Avec mes remerciements à Olivier Goujat pour cette recension
LÀ : DIALOGUE, LÈVRES JOINTES
L’abord de ce
nouveau livre de Jean Daive formule une étrangeté, effet singulier d’une
signature. Il réunit, après un essai de l’auteur, cinq entretiens avec
Anne-Marie Albiach. Le nom de celle-ci ne se tient pas à côté de celui de Jean
Daive sur la ligne d’auteur, mais, en lettres capitales, comme sujet du livre,
sur la ligne de titre. Jean Daive est bien le maître de cérémonie d’un livre
qui compte dans le temps, et nous conte le temps d’une rencontre. Il s’agit du
premier opus de l’œuvre d’interviewer d’un homme de radio[1], qui
donna cinq fois à entendre, de juin 1978 à janvier 2003, la voix d’Anne-Marie
Albiach. Cette voix manque à la parole restituée du livre. Les rires
d’Anne-Marie Albiach, si présents dans l’entretien sur Bataille, sont inscrits
entre des parenthèses dont la ponctuation établit une équivalence dans la
perte. Mais Jean Daive, par son introduction, restitue au livre une évocation
de la voix : « (…) une blessure ou un frisson. C’est une voix fatale.

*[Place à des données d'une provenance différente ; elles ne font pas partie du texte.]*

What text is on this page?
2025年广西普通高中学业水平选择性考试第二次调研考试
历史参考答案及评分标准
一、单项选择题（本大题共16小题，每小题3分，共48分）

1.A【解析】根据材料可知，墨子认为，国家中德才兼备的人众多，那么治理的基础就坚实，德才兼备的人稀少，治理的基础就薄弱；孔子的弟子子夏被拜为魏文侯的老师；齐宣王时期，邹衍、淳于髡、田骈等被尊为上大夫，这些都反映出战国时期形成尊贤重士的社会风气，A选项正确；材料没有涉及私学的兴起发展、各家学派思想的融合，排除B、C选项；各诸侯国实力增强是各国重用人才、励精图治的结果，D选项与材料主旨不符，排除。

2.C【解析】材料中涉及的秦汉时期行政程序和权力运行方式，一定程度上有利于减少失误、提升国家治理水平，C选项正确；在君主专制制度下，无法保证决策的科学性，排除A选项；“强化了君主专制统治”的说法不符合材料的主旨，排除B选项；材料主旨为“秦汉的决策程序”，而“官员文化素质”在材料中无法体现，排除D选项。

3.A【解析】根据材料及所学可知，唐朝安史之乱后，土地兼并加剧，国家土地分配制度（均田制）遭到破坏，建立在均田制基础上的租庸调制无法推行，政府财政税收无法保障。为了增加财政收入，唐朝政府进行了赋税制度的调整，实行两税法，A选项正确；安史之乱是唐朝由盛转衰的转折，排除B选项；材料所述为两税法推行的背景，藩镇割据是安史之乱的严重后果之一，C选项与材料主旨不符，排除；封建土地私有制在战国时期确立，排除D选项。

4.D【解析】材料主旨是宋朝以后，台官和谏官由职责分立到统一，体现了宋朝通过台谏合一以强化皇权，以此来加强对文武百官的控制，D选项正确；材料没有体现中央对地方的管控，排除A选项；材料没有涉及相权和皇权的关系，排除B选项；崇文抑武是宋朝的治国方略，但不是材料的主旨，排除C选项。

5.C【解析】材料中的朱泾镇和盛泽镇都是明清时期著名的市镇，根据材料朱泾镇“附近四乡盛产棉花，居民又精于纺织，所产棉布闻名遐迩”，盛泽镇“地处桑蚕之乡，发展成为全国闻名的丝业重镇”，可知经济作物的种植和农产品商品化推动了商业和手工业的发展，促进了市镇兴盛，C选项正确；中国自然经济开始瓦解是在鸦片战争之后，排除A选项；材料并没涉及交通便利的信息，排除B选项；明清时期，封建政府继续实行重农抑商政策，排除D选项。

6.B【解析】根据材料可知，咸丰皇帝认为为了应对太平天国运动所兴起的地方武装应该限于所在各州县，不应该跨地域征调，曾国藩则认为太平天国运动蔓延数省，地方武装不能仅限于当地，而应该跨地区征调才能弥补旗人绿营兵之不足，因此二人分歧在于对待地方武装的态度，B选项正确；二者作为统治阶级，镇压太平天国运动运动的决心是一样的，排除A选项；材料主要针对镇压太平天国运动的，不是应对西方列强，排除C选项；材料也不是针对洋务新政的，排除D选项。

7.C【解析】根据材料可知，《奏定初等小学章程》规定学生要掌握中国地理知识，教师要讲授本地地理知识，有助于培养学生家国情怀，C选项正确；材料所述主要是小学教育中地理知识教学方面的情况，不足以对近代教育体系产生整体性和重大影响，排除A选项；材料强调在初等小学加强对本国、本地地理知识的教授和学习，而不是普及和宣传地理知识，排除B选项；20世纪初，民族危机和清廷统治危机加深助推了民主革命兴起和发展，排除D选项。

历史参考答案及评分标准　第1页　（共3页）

Craintive. Apeurée. Chuchotée. Haute. (…) Cette voix est derrière la
tête. »[2]
Dans son
introduction au titre d’énigme (« Le poème pourquoi en sait-il plus que
les mortels ? »), Jean Daive relate une rencontre, la venue
d’Anne-Marie Albiach et de Claude Royet-Journoud chez lui, au milieu des années
soixante, après la parution de Décimale
blanche, dont la lecture est la « boîte noire » d’État : « Ils sont là. »[3] Le
soin à établir la présence du poète, la prégnance des habits, de la chevelure
ou du teint, donnent aux anecdotes rapportées une nécessité qui les élève au
statut de scènes primordiales : ainsi, un repas partagé devient-il, baigné
de fous rires, une étrange scène d’écriture à quatre mains, dont l’enjeu se
situe entre la quadrature du cercle et la circulation des cadres. Un dialogue
commence à partir du livre, incessant, « à bouche fermée ». Dans le
métier d’interviewer, il faut ouvrir l’entretien, tracer des directions, lancer
et relancer le questionnement. Il faut aussi se taire, forcer le silence pour
offrir l’écoute. Si en premier lieu Jean Daive nous donne à entendre Anne-Marie
Albiach parler de son travail (État,
« H II » linéaires, « Le voyage d’hiver » et plus tard Mezza Voce, Anawratha, « Figures vocatives », Travail vertical et blanc, L’EXCÈS : cette mesure), d’autres entretiens prennent pour objet l’œuvre
d’écrivains (Samuel Beckett, Georges Bataille) qui deviennent le centre d’un
dialogue où les voix s’équilibrent, où les lectures s’épaulent, s’aiguisent,
brouillent entre l’un et l’autre la ligne de partage. C’est que le lieu ouvert
par la rencontre crée le réel, en est
l’exactitude : « Anne-Marie
Albiach est là. »[4]
Les entretiens
ponctuent de leurs dates une longue trajectoire : 1978, 1990, 1997, 2003.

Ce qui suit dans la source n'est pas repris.